Le chanteur de Sixteen Horsepower a présenté avec foi
au nombreux public les morceaux de son projet solo
Woven Hand, seulement accompagné par un batteur
sachant aussi bien cogner sèchement que caresser ses
fûts avec des balais…
Toutes les conditions sont donc réunies pour passer
une soirée envoûtante : un répertoire saisissant entre
country, folk, blues et rock, des musiciens doués et
un chanteur doté d’une voix et d’une présence
impressionnantes… Malgré le peu de mots prononcés et
une attitude assez inquiétante quand il semble être en
transe (les yeux révulsés et les mains frappant son
visage, comme pour faire acte de contrition) David
Eugene Edwards a littéralement jeté un sort sur son
auditoire, aussi recueilli pendant les morceaux que
débordant d’enthousiasme à la fin de ceux-ci.
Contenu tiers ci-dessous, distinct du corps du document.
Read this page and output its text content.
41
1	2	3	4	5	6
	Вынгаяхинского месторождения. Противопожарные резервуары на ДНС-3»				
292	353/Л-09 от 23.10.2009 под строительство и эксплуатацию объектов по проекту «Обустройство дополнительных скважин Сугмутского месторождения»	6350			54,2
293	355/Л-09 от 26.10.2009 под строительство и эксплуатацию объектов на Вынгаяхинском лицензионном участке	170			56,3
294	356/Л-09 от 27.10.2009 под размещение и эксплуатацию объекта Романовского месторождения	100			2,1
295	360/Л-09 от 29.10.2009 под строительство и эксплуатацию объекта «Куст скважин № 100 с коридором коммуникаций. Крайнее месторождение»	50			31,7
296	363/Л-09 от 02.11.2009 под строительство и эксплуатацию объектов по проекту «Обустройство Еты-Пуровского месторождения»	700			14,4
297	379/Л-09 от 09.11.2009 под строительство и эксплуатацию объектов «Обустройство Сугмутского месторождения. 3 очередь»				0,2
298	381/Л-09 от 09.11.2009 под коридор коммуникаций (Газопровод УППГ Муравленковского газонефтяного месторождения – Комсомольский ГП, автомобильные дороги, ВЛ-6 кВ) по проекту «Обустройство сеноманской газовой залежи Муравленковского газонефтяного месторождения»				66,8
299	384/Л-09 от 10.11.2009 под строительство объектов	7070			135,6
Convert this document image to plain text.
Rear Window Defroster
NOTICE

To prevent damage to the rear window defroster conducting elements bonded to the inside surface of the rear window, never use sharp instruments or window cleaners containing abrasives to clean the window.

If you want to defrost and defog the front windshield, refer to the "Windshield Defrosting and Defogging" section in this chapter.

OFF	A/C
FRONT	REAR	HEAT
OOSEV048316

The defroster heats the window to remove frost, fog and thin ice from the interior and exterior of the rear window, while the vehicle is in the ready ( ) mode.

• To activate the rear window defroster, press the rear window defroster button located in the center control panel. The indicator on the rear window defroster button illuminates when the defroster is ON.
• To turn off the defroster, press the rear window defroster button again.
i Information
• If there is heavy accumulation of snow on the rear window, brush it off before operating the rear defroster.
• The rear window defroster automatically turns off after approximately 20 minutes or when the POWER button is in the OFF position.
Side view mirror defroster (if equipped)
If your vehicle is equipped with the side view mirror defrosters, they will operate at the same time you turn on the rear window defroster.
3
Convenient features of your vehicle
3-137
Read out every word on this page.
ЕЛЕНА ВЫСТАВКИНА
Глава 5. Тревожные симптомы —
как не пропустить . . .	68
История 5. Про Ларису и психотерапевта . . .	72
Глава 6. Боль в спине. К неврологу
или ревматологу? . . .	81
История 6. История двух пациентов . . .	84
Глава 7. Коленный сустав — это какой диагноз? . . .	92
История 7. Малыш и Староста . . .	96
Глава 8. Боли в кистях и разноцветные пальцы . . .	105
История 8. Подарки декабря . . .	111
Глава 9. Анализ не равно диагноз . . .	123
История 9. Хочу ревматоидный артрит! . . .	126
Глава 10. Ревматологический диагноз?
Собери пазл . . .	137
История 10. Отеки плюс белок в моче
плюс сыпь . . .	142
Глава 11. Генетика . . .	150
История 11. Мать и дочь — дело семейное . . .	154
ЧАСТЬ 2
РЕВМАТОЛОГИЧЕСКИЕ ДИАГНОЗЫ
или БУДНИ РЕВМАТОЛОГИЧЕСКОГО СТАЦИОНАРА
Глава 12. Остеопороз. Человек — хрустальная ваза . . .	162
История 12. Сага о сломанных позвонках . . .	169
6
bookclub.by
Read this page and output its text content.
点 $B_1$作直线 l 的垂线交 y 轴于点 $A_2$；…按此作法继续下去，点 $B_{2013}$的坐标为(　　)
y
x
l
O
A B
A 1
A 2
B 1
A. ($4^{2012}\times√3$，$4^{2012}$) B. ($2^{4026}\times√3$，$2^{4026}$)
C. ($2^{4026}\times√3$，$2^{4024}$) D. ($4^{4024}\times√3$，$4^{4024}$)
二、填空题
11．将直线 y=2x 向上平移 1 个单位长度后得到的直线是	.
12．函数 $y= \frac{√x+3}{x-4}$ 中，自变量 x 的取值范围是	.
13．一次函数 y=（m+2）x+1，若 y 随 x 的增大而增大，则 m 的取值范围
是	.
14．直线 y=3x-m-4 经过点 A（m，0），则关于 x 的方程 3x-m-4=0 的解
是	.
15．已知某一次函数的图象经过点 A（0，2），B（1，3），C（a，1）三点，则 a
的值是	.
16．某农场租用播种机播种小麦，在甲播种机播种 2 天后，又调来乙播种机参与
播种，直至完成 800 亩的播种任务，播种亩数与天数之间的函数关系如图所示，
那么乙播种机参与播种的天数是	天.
Car,
même si l’on n’est pas particulièrement croyant, les
paroles tourmentées chantées d’une voix habitée (sur
des musiques évocatrices, en plus) font un incroyable
effet. Un peu comme si l’on se retrouvait en face d’un
prêcheur intelligent n’ayant pas des vues sur notre
porte-monnaie ou nos voix aux élections…
L'homme étant plus que torturé, la tonalité de ses
morceaux est sombre et changeante : il y a des moments
de calme avec une guitare sèche ou une viole (le
résultat réussi d’un accouplement entre un banjo et
une mandoline), plus un sobre rythme de batterie, mais
l’orage n’est jamais très loin… On sent confusément
qu’il arrive, le ciel se couvre. Et quand il se
déclenche enfin, il se manifeste bruyamment par des
torrents de guitare électrique, et sous un déluge de
batterie exaspérée. L’intensité émotionnelle qui se
dégage de ce spectacle est telle que le public est
cloué dans les petits sièges rouges de L’Européen,
interloqué... mais sous le charme.
David Eugene Edwards se faisant malheureusement assez
rare sur scène en France, on ne peut que chaudement
recommander le dernier album de Woven Hand - Consider
the birds - aux absents (ceux qui ont assisté à ce
concert à L’Européen l’ont maintenant tous en leur
possession, c’est sûr !) ; le bouleversant songwriter
y confirme avec éclat son talent unique pour raconter
des histoires prenant vie devant l’auditeur, grâce à
l’exceptionnelle conviction du conteur/chanteur. Sur
ce disque, les ambiances sont moins électriques que
sur scène, ce qui n’empêche en aucune manière les
morceaux d’être d’une beauté à couper le souffle…
comme les performances scéniques du monsieur.